T&A Associates is one such company. Ashim Biswas of the company shares, “We have seen that few of the companies are exporting accessories directly and it seems to be a growth area but rather than putting efforts in getting an export licence and developing the market, it seems easy to serve the Bangladeshi RMG exporters.”
Steps required to increase export
To excel in exports, the industry needs to have better resources, explore new markets and reduce its dependency on China for raw material import. And few of the companies are working hard in this direction. Few accessories companies are changing their market strategies and expecting better export growth. Khaled Amin Rashed, MD, Amin Associates Ltd., underlines, “As far as direct export is concerned, many medium-level accessories companies are working with medium-size manufacturers and buyers which insist on very cheap price too. Rather than working with such clients, now we are targeting larger order inquiries.” The company has revenue of more than US $ 3.5 million and produces all kinds of elastics, tapes, drawstrings, jacquard elastics, laces, sewing threads and labels. On the other hand, some of the companies are also adding new markets, be it neighbouring country India or countries in Africa regions which have reasonable size of garment manufacturing like Ethiopia, Benin etc.
The accessories manufacturers are strongly of the view that to grow in accessories exports, the government should have more thrust on the domain and offer more export incentives.

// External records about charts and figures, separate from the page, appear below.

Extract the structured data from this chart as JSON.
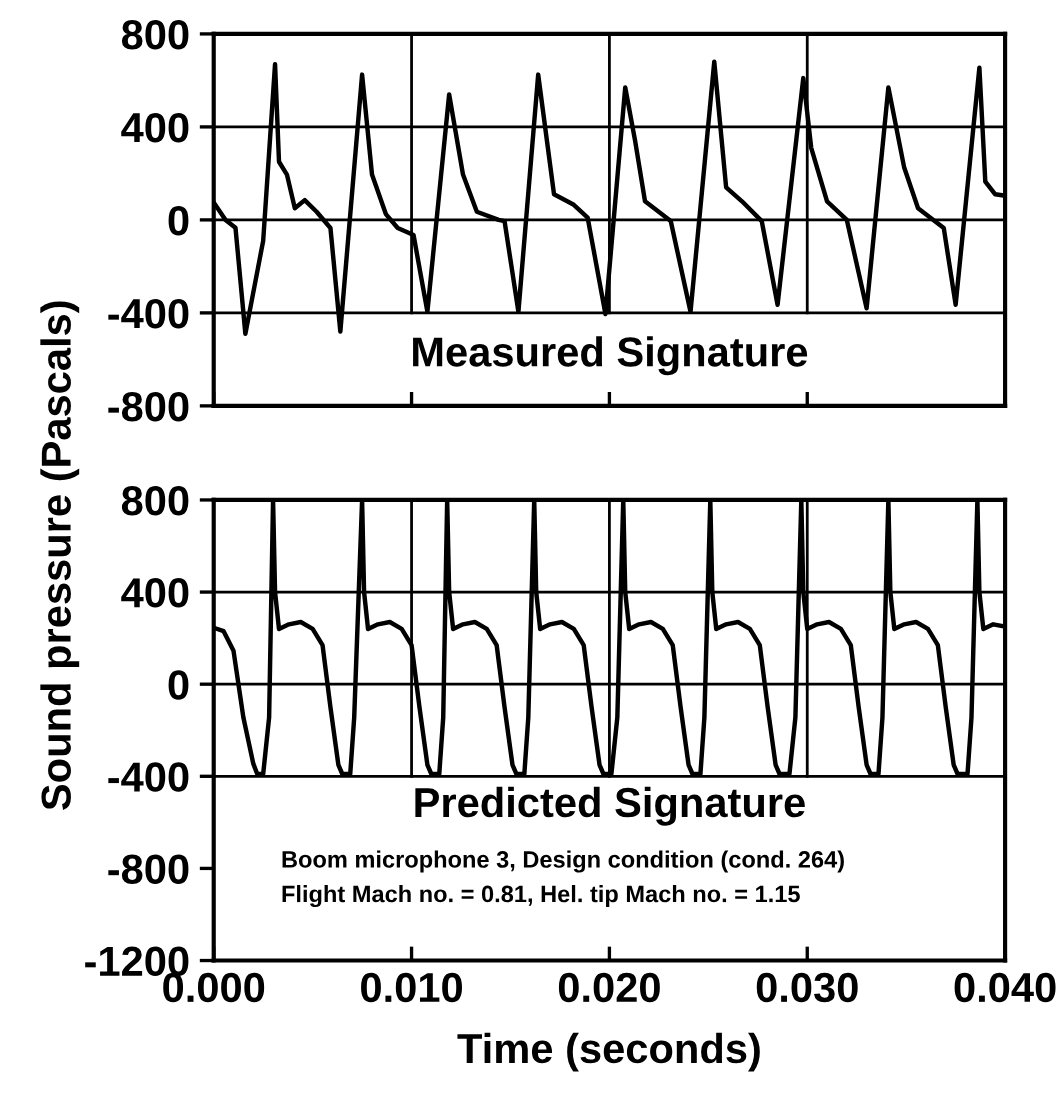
{
  "chart_data": [
    {
      "type": "line",
      "title": "Measured Signature",
      "xlim": [
        0,
        0.04
      ],
      "ylim": [
        -800,
        800
      ],
      "xticks": [
        {
          "value": 0,
          "label": null
        },
        {
          "value": 0.01,
          "label": null
        },
        {
          "value": 0.02,
          "label": null
        },
        {
          "value": 0.03,
          "label": null
        },
        {
          "value": 0.04,
          "label": null
        }
      ],
      "yticks": [
        -800,
        -400,
        0,
        400,
        800
      ],
      "tick_labels": "y",
      "grid": false,
      "legend": false,
      "marker": "none",
      "line_style": "solid",
      "ref_lines": [
        {
          "axis": "y",
          "value": 400
        },
        {
          "axis": "y",
          "value": 0
        },
        {
          "axis": "y",
          "value": -400
        },
        {
          "axis": "x",
          "value": 0.01
        },
        {
          "axis": "x",
          "value": 0.02
        },
        {
          "axis": "x",
          "value": 0.03
        }
      ],
      "series": [
        {
          "color": "#000000",
          "x": [
            0,
            0.0006,
            0.0011,
            0.0016,
            0.0025,
            0.0031,
            0.0033,
            0.0037,
            0.0041,
            0.0046,
            0.0052,
            0.0059,
            0.0064,
            0.0075,
            0.008,
            0.0087,
            0.0093,
            0.0101,
            0.0108,
            0.0119,
            0.0126,
            0.0133,
            0.0144,
            0.0147,
            0.0154,
            0.0164,
            0.0172,
            0.0182,
            0.0189,
            0.0198,
            0.0208,
            0.0213,
            0.0218,
            0.0231,
            0.0241,
            0.0253,
            0.0259,
            0.0267,
            0.0277,
            0.0285,
            0.0298,
            0.0302,
            0.031,
            0.032,
            0.033,
            0.0341,
            0.0349,
            0.0356,
            0.0369,
            0.0375,
            0.0387,
            0.039,
            0.0395,
            0.0399
          ],
          "values": [
            75,
            0,
            -34,
            -490,
            -90,
            670,
            250,
            195,
            50,
            85,
            35,
            -35,
            -480,
            625,
            195,
            25,
            -35,
            -65,
            -395,
            540,
            195,
            35,
            0,
            -5,
            -395,
            625,
            110,
            65,
            10,
            -405,
            570,
            340,
            80,
            -5,
            -395,
            680,
            140,
            80,
            -5,
            -365,
            610,
            310,
            80,
            0,
            -380,
            570,
            225,
            50,
            -35,
            -365,
            655,
            165,
            110,
            105
          ]
        }
      ]
    },
    {
      "type": "line",
      "title": "Predicted Signature",
      "xlabel": "Time (seconds)",
      "ylabel": "Sound pressure (Pascals)",
      "xlim": [
        0,
        0.04
      ],
      "ylim": [
        -1200,
        800
      ],
      "xticks": [
        {
          "value": 0,
          "label": "0.000"
        },
        {
          "value": 0.01,
          "label": "0.010"
        },
        {
          "value": 0.02,
          "label": "0.020"
        },
        {
          "value": 0.03,
          "label": "0.030"
        },
        {
          "value": 0.04,
          "label": "0.040"
        }
      ],
      "yticks": [
        -1200,
        -800,
        -400,
        0,
        400,
        800
      ],
      "grid": false,
      "legend": false,
      "marker": "none",
      "line_style": "solid",
      "ref_lines": [
        {
          "axis": "y",
          "value": 400
        },
        {
          "axis": "y",
          "value": 0
        },
        {
          "axis": "y",
          "value": -400
        },
        {
          "axis": "x",
          "value": 0.01
        },
        {
          "axis": "x",
          "value": 0.02
        },
        {
          "axis": "x",
          "value": 0.03
        }
      ],
      "annotations": [
        "Boom microphone 3, Design condition (cond. 264)",
        "Flight Mach no. = 0.81, Hel. tip Mach no. = 1.15"
      ],
      "series": [
        {
          "color": "#000000",
          "x": [
            0,
            0.0005,
            0.001,
            0.0015,
            0.002,
            0.0022,
            0.0025,
            0.0028,
            0.003,
            0.0031,
            0.0033,
            0.0038,
            0.0044,
            0.005,
            0.0055,
            0.0059,
            0.0063,
            0.0065,
            0.0069,
            0.0071,
            0.0075,
            0.0076,
            0.0078,
            0.0083,
            0.0089,
            0.0095,
            0.01,
            0.0104,
            0.0108,
            0.011,
            0.0114,
            0.0116,
            0.0118,
            0.0119,
            0.0121,
            0.0126,
            0.0132,
            0.0138,
            0.0143,
            0.0147,
            0.0151,
            0.0153,
            0.0157,
            0.0159,
            0.0162,
            0.0163,
            0.0165,
            0.017,
            0.0176,
            0.0182,
            0.0187,
            0.0191,
            0.0195,
            0.0197,
            0.0201,
            0.0204,
            0.0207,
            0.0208,
            0.021,
            0.0215,
            0.0221,
            0.0227,
            0.0232,
            0.0236,
            0.024,
            0.0242,
            0.0246,
            0.0248,
            0.0251,
            0.0252,
            0.0254,
            0.0259,
            0.0265,
            0.0271,
            0.0276,
            0.028,
            0.0284,
            0.0286,
            0.0291,
            0.0294,
            0.0297,
            0.0298,
            0.03,
            0.0305,
            0.0311,
            0.0317,
            0.0322,
            0.0326,
            0.033,
            0.0332,
            0.0336,
            0.0338,
            0.0341,
            0.0342,
            0.0344,
            0.0349,
            0.0355,
            0.0361,
            0.0366,
            0.037,
            0.0374,
            0.0376,
            0.0381,
            0.0383,
            0.0386,
            0.0387,
            0.0389,
            0.0394,
            0.04
          ],
          "values": [
            245,
            230,
            145,
            -145,
            -345,
            -390,
            -390,
            -145,
            800,
            400,
            240,
            260,
            270,
            240,
            170,
            -100,
            -350,
            -390,
            -390,
            -145,
            800,
            400,
            240,
            260,
            270,
            240,
            170,
            -100,
            -350,
            -390,
            -390,
            -145,
            800,
            400,
            240,
            260,
            270,
            240,
            170,
            -100,
            -350,
            -390,
            -390,
            -145,
            800,
            400,
            240,
            260,
            270,
            240,
            170,
            -100,
            -350,
            -390,
            -390,
            -145,
            800,
            400,
            240,
            260,
            270,
            240,
            170,
            -100,
            -350,
            -390,
            -390,
            -145,
            800,
            400,
            240,
            260,
            270,
            240,
            170,
            -100,
            -350,
            -390,
            -390,
            -145,
            800,
            400,
            240,
            260,
            270,
            240,
            170,
            -100,
            -350,
            -390,
            -390,
            -145,
            800,
            400,
            240,
            260,
            270,
            240,
            170,
            -100,
            -350,
            -390,
            -390,
            -145,
            800,
            400,
            240,
            260,
            250
          ]
        }
      ]
    }
  ]
}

As per market reports, China offers cash incentives between 4 per cent and 12 per cent (depending on the product) to its accessory exporters.
And in the past few months, companies especially SMEs have faced difficulties in securing LC for importing raw materials, primarily attributed to the ongoing dollar crunch. Accessories manufacturers are dependent on China for certain kinds of raw materials, and with the dollar crisis, their challenges are increasing. Few of the companies are overcoming the import challenge with advanced planning, good financial resources and exploring good raw material suppliers in Taiwan. Accessories companies strongly believe that fixing the dollar crunch is the need of the hour and that will be pivotal for their growth.
“If the government can fix the dollar rate, then we can sell our accessories at a fixed price, but for the ups and downs of dollar rates, we too have to crumble with the price. Due to this scenario, buyers do not feel much attracted to buy from us,” says Shamsuzzaman Mintu, CEO of Masco Accessories Ltd., which produces mainly a large range of buttons and zippers. He further adds that whatever the strengths of Bangladesh, still China is very advanced in terms of bulk production and cost-effectiveness. Shamsuzzaman then concludes saying that Japan, Korea, USA and India have great potential for Bangladesh’s accessories.